Je veux dire, il y a tant d'influences et de ‘charmes’ à l'œuvre dans ce bracelet qu'est ce spectacle, à la fois tellement attrayant et étonnant, on peut les lister, et pourtant ne jamais s'approcher de comprendre le comment et le pourquoi de leur présence - si tant est que ce soient eux, et pas quelque simulacre d'eux, quelques ombres de phénomènes passés, quelques notes de bas de page imaginées de l'histoire du divertissement ou d'illusions allusives aux grands créateurs de la tradition du cabaret. Pour des raisons qui semblent aussi inexplicables qu'elles sont arbitraires, les personnalités telles que Jake Thackray semblent aussi présentes ici, tel des esprits bienveillants, que celles de Victoria Wood : alors que nous nous joignons tous à l'hymne de clôture, 'Yesterday Is Here Again', nous sommes horriblement conscients qu'il peut y avoir beaucoup plus de vérité dans la chanson que nous ne le soupçonnons.

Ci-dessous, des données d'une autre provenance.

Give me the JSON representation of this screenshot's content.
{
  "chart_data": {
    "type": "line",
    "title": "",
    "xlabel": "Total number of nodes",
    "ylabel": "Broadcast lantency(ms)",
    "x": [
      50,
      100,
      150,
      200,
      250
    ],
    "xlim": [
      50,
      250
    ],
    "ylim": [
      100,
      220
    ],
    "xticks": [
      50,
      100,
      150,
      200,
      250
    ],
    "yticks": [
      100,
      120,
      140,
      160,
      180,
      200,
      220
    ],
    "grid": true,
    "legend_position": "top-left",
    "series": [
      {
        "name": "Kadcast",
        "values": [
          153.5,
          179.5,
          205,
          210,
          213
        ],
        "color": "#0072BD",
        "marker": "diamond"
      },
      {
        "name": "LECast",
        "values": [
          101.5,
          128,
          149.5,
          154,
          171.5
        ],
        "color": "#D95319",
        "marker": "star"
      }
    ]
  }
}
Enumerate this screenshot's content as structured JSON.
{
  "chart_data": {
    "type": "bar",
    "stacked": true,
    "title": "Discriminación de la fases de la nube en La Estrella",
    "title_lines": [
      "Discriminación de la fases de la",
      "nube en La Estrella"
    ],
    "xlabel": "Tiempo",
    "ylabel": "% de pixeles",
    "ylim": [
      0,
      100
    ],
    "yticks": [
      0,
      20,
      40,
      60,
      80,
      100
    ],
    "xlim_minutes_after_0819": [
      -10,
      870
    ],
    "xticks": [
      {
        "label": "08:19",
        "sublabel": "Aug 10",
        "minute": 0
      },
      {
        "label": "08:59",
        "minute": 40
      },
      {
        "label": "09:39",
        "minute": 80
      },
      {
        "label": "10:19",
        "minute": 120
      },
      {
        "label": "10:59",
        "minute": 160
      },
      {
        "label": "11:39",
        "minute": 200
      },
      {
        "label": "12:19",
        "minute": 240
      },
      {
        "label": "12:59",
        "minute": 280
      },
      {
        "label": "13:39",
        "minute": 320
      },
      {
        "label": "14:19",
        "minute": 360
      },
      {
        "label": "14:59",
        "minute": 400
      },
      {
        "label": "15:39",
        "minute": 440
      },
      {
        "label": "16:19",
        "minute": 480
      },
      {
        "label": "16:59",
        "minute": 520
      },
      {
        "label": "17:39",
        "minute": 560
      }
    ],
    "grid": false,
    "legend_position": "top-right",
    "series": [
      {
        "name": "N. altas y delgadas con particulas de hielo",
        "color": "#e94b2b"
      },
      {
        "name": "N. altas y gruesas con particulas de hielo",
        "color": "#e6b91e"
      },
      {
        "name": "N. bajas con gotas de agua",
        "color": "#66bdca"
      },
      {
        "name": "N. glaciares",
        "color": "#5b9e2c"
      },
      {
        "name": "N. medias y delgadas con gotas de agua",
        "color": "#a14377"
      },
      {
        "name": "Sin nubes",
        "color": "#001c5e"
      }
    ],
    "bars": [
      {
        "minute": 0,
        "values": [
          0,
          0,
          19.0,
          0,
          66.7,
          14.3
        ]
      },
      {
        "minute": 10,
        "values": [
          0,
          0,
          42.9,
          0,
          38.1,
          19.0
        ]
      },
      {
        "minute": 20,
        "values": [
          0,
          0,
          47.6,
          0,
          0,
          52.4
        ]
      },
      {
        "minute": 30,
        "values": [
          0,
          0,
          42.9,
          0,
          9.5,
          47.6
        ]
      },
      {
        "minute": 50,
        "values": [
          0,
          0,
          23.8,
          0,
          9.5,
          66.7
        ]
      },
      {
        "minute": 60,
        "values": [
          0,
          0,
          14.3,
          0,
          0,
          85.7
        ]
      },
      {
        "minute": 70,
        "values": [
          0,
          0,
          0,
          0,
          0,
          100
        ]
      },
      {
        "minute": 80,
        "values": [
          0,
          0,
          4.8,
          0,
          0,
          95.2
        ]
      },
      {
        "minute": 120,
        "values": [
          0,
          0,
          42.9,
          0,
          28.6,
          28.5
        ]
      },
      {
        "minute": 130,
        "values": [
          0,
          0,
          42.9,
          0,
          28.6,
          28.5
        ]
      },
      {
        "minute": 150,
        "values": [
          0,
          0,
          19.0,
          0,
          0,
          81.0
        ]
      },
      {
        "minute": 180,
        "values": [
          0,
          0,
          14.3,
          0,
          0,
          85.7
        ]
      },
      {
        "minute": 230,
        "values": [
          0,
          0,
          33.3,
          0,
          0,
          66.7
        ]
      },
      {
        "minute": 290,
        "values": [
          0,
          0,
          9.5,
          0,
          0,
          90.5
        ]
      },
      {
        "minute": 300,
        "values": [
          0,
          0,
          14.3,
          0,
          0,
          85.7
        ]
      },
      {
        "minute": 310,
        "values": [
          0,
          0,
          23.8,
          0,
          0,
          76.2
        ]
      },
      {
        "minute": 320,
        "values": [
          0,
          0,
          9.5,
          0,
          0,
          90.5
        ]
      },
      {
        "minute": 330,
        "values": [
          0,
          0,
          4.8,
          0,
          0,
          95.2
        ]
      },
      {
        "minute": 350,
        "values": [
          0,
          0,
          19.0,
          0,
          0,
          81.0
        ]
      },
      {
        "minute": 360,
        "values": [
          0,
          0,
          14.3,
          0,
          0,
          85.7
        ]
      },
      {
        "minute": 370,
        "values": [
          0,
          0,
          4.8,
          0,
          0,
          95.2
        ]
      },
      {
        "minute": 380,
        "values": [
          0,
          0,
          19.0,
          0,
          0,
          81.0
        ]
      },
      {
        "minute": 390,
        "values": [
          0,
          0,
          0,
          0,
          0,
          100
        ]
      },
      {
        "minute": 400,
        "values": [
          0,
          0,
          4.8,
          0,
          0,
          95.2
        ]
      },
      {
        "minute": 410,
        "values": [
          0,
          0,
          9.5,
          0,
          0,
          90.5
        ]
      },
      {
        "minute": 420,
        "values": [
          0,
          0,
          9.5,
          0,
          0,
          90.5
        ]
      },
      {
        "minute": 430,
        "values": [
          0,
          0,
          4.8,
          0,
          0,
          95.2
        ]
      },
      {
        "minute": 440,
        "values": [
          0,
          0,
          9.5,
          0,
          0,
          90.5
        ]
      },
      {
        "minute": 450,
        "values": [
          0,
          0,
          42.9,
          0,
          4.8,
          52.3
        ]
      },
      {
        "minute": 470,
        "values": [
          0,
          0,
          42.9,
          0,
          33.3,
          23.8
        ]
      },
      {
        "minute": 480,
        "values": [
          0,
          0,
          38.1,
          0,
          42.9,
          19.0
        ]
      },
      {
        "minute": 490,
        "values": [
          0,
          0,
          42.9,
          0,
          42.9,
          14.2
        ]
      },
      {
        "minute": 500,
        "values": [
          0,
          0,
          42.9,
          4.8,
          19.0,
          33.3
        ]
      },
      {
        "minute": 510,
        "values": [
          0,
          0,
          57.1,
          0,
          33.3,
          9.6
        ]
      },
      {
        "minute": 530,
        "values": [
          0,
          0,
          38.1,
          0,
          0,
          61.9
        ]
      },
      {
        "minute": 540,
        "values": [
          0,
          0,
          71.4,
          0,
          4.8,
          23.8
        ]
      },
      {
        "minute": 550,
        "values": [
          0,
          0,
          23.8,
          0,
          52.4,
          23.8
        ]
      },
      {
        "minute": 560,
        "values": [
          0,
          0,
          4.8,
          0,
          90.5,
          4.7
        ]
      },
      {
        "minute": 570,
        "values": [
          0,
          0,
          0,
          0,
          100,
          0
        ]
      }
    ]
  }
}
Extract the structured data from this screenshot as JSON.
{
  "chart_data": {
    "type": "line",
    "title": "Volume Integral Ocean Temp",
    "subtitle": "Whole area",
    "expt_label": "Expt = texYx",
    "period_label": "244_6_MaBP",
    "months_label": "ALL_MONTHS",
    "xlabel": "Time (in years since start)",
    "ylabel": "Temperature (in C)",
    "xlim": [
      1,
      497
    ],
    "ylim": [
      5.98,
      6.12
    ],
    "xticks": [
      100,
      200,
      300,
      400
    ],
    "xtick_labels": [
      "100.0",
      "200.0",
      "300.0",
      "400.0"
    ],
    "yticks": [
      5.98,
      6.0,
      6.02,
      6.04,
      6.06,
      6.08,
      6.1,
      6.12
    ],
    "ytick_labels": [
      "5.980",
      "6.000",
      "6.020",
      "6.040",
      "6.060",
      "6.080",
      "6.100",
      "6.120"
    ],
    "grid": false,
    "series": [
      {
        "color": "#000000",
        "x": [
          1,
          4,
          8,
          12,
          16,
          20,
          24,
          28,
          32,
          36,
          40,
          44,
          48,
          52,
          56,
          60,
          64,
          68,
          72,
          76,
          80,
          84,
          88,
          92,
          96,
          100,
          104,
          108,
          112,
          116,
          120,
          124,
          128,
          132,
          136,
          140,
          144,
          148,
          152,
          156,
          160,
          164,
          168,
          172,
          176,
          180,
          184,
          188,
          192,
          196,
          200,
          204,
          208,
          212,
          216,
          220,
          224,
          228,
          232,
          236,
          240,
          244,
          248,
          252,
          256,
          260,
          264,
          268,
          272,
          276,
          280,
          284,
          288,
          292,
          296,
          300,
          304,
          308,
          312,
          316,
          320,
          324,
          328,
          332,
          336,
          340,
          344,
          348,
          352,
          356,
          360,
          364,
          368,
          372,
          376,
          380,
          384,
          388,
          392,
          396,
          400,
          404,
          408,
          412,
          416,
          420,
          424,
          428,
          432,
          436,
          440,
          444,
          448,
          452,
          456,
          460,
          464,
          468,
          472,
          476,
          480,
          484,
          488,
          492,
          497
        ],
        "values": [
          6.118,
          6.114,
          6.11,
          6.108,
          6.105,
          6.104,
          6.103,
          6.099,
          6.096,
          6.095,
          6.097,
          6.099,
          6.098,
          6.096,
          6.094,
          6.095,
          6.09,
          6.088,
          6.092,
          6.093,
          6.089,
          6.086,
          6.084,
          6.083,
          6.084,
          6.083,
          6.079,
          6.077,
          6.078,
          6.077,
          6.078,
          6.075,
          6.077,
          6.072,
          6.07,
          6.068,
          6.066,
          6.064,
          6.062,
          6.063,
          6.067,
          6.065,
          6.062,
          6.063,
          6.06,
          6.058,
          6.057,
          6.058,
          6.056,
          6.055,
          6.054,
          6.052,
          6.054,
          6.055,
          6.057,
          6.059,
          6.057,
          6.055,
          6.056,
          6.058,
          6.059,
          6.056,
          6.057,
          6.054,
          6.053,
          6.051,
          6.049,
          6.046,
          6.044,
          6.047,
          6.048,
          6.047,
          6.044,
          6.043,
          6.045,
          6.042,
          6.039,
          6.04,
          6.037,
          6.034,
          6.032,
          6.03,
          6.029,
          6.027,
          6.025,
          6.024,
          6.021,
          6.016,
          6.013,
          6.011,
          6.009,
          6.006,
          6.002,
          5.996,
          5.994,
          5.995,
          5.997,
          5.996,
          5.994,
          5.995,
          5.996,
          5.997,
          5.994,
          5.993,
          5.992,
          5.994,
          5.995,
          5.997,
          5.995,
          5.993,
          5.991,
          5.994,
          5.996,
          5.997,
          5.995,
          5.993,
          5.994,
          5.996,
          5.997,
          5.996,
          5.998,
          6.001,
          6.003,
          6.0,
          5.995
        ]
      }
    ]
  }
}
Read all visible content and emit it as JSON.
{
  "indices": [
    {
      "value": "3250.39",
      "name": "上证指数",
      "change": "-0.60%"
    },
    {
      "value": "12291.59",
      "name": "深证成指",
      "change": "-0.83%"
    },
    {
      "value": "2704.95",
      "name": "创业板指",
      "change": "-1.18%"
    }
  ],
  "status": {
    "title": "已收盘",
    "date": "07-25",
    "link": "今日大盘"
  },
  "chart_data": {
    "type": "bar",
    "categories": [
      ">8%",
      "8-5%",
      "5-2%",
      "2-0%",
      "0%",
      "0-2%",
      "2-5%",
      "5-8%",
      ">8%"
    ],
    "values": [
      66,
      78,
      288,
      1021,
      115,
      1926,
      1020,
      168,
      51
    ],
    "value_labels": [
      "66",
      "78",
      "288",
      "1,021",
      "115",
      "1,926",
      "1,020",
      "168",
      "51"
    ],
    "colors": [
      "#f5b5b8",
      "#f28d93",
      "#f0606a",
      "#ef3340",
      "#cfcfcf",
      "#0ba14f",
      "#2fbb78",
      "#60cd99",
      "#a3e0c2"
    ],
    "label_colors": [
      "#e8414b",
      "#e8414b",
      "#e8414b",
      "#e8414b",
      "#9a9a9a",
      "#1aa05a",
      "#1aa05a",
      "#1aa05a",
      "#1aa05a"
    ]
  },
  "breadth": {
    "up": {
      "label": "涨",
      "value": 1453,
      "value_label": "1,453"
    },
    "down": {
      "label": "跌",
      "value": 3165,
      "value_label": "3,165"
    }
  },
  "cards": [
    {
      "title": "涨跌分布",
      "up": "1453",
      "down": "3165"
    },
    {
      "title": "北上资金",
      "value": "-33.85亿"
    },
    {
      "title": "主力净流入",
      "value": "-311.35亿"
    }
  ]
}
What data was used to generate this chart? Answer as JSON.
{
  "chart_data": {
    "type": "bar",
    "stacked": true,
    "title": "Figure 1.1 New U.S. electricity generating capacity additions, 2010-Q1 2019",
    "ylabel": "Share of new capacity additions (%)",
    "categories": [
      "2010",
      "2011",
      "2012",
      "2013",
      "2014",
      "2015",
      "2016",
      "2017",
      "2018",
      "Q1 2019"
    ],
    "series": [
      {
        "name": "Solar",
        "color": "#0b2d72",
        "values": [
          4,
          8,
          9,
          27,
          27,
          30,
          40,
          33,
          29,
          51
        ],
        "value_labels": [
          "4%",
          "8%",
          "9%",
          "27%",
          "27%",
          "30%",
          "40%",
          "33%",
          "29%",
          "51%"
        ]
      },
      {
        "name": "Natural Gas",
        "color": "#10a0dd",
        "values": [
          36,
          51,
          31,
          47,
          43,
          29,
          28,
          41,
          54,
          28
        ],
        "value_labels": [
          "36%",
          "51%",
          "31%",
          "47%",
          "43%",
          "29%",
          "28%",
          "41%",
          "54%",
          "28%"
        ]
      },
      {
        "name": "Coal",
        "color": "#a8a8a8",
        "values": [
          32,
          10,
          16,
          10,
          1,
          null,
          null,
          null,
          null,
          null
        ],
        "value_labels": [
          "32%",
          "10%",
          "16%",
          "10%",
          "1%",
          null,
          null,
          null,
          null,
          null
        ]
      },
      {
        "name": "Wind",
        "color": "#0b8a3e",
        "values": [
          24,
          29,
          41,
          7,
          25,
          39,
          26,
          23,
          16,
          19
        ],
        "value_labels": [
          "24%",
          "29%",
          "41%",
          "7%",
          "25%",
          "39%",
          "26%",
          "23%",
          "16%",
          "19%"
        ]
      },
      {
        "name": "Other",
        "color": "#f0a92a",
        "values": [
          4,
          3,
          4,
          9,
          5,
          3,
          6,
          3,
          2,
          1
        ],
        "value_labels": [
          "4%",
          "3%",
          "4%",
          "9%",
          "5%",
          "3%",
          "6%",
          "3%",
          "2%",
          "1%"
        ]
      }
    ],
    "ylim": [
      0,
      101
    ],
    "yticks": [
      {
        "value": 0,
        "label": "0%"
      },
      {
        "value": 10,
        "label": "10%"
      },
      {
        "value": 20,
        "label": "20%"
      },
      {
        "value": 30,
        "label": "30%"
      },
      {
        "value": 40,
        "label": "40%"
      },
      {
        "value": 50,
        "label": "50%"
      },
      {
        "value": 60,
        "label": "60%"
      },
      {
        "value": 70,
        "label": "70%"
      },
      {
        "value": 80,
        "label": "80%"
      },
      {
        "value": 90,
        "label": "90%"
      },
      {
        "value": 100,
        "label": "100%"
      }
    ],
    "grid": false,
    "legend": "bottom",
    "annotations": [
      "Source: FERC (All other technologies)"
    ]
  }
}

Et c'est Tanya Holt, les gens. Autant que je puisse en juger. Si et quand quelqu'un se met à l'enregistrer – et quelqu'un devrait vraiment, vraiment le faire – nous jouerons, et rejouerons, réétudierons ces morceaux, et – je soupçonne – resterons toujours aussi mystérieusement enchantés par eux qu'à notre première rencontre avec eux. C'est spécial. Et le spectacle est au Théâtre de Jermyn Street jusqu'au 11 février, avant de se lancer dans une tournée nationale de grande envergure.